Date: Wed, 11 Feb 1998 13:04:37 -0500
From: Larry Horn laurence.horn[AT SYMBOL GOES HERE]YALE.EDU
Subject: Re: Japan(ese)

At 7:04 PM -0600 2/10/98, Matthew Gordon wrote:
Watching the coverage of the Olympics I have been struck by an
adjectival use of "Japan" where "Japanese" seemed more natural to me;
e.g. "The Japan Alps" "these Japan Olympics" etc. I noticed this usage
by several of the CBS folks and I heard an NPR reporter use it as well
(specifically "The Japan Alps"). Any thoughts about what, if anything,
is going on? Could they be avoiding "Japanese" for some reason? Has
that term acquired some connotations they wish to avoid?

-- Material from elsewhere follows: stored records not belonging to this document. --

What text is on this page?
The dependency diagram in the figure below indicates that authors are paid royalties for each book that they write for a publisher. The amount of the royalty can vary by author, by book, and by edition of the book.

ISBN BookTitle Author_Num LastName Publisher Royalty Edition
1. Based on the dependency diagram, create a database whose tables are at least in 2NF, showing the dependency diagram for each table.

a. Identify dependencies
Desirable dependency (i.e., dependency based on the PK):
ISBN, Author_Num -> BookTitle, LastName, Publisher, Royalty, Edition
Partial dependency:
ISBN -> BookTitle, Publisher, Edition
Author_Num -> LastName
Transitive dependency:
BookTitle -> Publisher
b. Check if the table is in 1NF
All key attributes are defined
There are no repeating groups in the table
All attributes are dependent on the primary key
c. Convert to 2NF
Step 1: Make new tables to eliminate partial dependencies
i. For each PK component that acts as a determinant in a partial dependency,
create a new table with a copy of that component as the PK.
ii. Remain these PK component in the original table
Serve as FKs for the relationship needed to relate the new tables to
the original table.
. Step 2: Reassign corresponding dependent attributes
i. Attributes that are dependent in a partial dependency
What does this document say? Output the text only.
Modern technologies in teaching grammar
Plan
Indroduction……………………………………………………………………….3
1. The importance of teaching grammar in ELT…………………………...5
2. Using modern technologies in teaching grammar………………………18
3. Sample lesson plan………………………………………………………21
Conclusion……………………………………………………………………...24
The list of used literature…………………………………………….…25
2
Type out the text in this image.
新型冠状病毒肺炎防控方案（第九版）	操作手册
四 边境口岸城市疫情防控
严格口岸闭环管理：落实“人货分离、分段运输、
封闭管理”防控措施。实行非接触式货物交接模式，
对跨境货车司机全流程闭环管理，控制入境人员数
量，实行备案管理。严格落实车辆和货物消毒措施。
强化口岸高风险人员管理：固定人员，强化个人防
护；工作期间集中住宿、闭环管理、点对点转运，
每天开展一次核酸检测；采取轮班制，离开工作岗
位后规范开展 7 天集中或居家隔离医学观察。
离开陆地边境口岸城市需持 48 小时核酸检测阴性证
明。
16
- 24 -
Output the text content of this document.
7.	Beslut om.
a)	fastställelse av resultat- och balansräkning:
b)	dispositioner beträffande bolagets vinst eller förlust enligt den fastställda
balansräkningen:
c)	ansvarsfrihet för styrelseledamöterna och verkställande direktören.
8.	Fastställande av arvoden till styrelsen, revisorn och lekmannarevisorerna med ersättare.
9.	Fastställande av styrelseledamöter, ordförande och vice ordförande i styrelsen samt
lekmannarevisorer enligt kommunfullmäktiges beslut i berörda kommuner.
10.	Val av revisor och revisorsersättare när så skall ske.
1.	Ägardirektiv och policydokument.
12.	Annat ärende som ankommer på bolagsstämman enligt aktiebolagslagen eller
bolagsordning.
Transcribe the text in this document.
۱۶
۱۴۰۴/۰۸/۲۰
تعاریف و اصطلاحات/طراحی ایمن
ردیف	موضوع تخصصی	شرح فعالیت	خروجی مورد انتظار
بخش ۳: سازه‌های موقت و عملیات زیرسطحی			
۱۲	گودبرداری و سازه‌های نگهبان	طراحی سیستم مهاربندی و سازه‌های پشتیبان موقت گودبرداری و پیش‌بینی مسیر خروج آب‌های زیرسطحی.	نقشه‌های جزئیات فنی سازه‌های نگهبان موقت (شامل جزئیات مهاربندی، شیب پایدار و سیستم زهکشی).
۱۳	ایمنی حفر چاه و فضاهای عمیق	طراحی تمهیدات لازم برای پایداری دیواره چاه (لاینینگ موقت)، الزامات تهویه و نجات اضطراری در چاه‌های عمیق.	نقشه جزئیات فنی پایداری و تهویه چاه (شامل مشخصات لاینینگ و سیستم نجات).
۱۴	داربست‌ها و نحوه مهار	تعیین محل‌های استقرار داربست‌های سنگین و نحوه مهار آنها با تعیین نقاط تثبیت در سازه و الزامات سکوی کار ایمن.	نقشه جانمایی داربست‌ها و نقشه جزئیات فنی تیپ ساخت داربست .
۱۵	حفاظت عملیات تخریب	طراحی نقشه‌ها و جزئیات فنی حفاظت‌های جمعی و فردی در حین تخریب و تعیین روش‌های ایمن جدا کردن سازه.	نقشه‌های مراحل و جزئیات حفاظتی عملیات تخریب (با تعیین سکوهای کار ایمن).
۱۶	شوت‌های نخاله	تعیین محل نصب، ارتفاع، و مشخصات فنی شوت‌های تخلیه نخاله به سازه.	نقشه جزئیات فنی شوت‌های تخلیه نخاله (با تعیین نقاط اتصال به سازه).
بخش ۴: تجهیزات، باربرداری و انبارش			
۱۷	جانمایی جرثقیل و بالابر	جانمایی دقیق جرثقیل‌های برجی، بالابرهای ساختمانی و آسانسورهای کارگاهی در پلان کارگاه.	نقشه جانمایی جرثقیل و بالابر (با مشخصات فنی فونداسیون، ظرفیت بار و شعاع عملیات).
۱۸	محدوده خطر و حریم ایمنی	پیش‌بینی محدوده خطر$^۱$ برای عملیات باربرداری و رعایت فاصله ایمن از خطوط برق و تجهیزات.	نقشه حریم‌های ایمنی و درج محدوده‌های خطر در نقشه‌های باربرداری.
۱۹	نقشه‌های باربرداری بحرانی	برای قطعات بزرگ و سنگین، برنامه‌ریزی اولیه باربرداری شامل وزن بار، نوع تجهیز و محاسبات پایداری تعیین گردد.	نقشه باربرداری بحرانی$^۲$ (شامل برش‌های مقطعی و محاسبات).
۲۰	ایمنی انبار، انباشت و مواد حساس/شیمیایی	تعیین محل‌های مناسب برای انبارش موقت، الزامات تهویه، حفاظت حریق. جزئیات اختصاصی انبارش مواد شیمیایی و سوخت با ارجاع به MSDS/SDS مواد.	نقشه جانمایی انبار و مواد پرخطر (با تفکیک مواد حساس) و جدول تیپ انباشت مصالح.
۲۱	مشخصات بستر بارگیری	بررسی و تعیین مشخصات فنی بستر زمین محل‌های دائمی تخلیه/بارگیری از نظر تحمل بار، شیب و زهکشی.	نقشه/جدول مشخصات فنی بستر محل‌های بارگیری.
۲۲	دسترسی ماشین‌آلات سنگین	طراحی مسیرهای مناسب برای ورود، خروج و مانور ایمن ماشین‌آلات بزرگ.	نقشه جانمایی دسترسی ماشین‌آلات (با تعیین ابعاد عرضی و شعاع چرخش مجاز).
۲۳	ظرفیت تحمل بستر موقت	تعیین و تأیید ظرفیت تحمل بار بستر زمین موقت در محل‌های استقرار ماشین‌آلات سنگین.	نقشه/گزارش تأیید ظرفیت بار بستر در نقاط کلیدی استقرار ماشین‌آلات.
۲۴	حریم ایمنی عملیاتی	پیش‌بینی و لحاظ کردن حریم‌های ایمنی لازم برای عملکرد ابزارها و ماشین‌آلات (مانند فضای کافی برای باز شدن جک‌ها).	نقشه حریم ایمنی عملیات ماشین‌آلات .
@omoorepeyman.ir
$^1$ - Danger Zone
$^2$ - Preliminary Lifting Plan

I think there's a semantic difference between the two cases. "These
Japanese Olympics" might be avoided because that phrase might suggest
possession or ownership; the Olympics AREN'T Japanese, they are just held
there. The nominal compound is thus motivated. On the other hand, "the
Japan Alps" does strike me as odd (although it's evidently part of a
language change in progress, which I take it is what that "Dictionaries"
article details); the mountains in question really are Japanese in the
sense that the Swiss (*Switzerland) Alps are Swiss. Maybe someone figured
if it's OK to have "Colorado Rockies", it's OK to have "Japan Alps". But
at least the former has an esthetically pleasing trochaic rhythm, while the
latter just sounds (if you'll excuse the technical vocabulary) silly.